Some of the youngsters' most satisfying experiences happen by chance, said Mellor. One year, the group went to International House to hear a Russian musical quartet. Inspired by what they heard, the students invited the musicians back to the house for coffee and conversation. Along the way, with musicians in tow, they happened to meet some Tibetan monks who lived down the street, and invited them, too, for a visit.

"To see these rural kids sitting together with Russian musicians and Tibetan monks was such a wonderful sight," said Mellor. "In Berkeley, they are exposed to international culture in a way not possible in their own communities."

The Coalinga/Huron House program works hard to get participants ready for college by honing their academic skills as well as by teaching them how to socialize and be independent.

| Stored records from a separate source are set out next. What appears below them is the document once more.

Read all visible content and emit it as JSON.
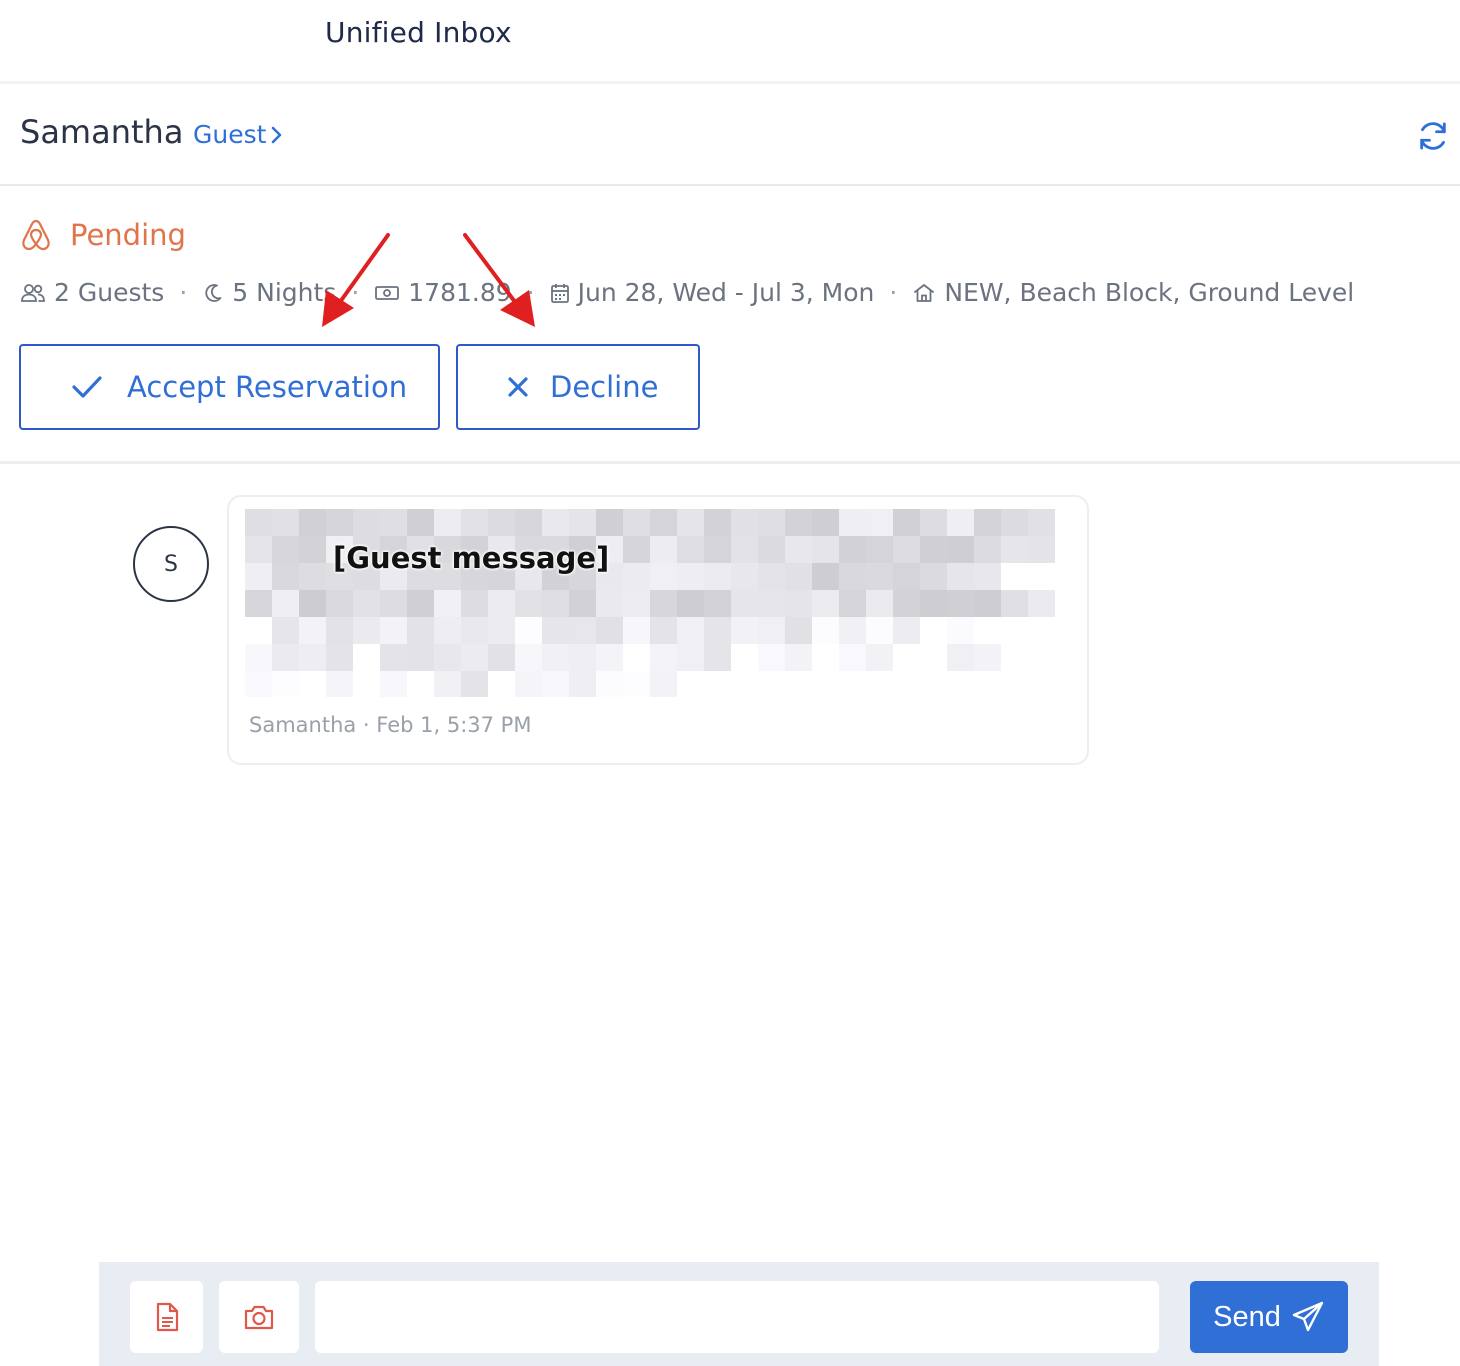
{
  "app": {
    "title": "Unified Inbox"
  },
  "guest": {
    "name": "Samantha",
    "link_label": "Guest"
  },
  "reservation": {
    "status": "Pending",
    "guests": "2 Guests",
    "nights": "5 Nights",
    "amount": "1781.89",
    "dates": "Jun 28, Wed - Jul 3, Mon",
    "property": "NEW, Beach Block, Ground Level",
    "separator": "·",
    "accept_label": "Accept Reservation",
    "decline_label": "Decline"
  },
  "message": {
    "avatar_initial": "S",
    "placeholder_label": "[Guest message]",
    "meta": "Samantha · Feb 1, 5:37 PM"
  },
  "composer": {
    "input_value": "",
    "send_label": "Send"
  },
  "colors": {
    "accent": "#2f6fd6",
    "pending": "#e0744a",
    "annotation": "#e02020"
  },
  "icons": [
    "refresh-icon",
    "airbnb-icon",
    "users-icon",
    "moon-icon",
    "cash-icon",
    "calendar-icon",
    "home-icon",
    "check-icon",
    "x-icon",
    "document-icon",
    "camera-icon",
    "send-icon"
  ]
}
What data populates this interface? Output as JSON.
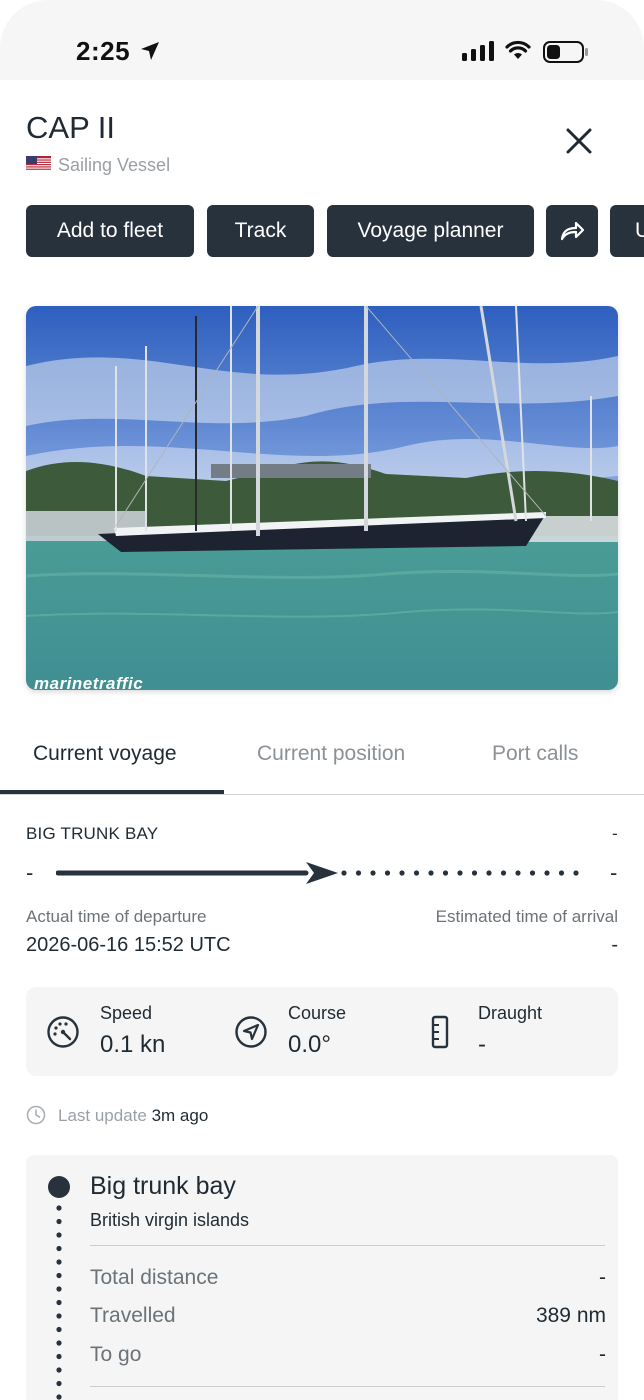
{
  "status_bar": {
    "time": "2:25"
  },
  "header": {
    "title": "CAP II",
    "subtitle": "Sailing Vessel",
    "flag": "us-flag-icon"
  },
  "actions": {
    "add_to_fleet": "Add to fleet",
    "track": "Track",
    "voyage_planner": "Voyage planner",
    "more_partial": "U"
  },
  "photo": {
    "watermark": "marinetraffic"
  },
  "tabs": [
    "Current voyage",
    "Current position",
    "Port calls"
  ],
  "voyage": {
    "from_port": "BIG TRUNK BAY",
    "to_port": "-",
    "from_dash": "-",
    "to_dash": "-",
    "atd_label": "Actual time of departure",
    "atd_value": "2026-06-16 15:52 UTC",
    "eta_label": "Estimated time of arrival",
    "eta_value": "-"
  },
  "stats": {
    "speed_label": "Speed",
    "speed_value": "0.1 kn",
    "course_label": "Course",
    "course_value": "0.0°",
    "draught_label": "Draught",
    "draught_value": "-"
  },
  "last_update": {
    "label": "Last update",
    "value": "3m ago"
  },
  "port_card": {
    "name": "Big trunk bay",
    "country": "British virgin islands",
    "total_distance_label": "Total distance",
    "total_distance_value": "-",
    "travelled_label": "Travelled",
    "travelled_value": "389 nm",
    "to_go_label": "To go",
    "to_go_value": "-"
  },
  "colors": {
    "button": "#28323c",
    "text": "#1f2a33",
    "muted": "#9aa0a6"
  }
}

The program has been extremely successful, said Mellor. All 176 of its graduates have finished high school, and all but three have gone on to college. Program alumni have secured high-level jobs with some of the nation's top companies, but also donate time and money to give back to the program that made their success possible.

UC Berkeley also helps make sure the program stays on track. Coalinga/Huron House found itself homeless in 1998 because leasing arrangements could not be made with campus sorority houses, where the young students used to stay. But its value and success prompted campus administrators to step in and find a new home for these summer students.

This year, the students' new summer home is on Channing Way, just south of campus.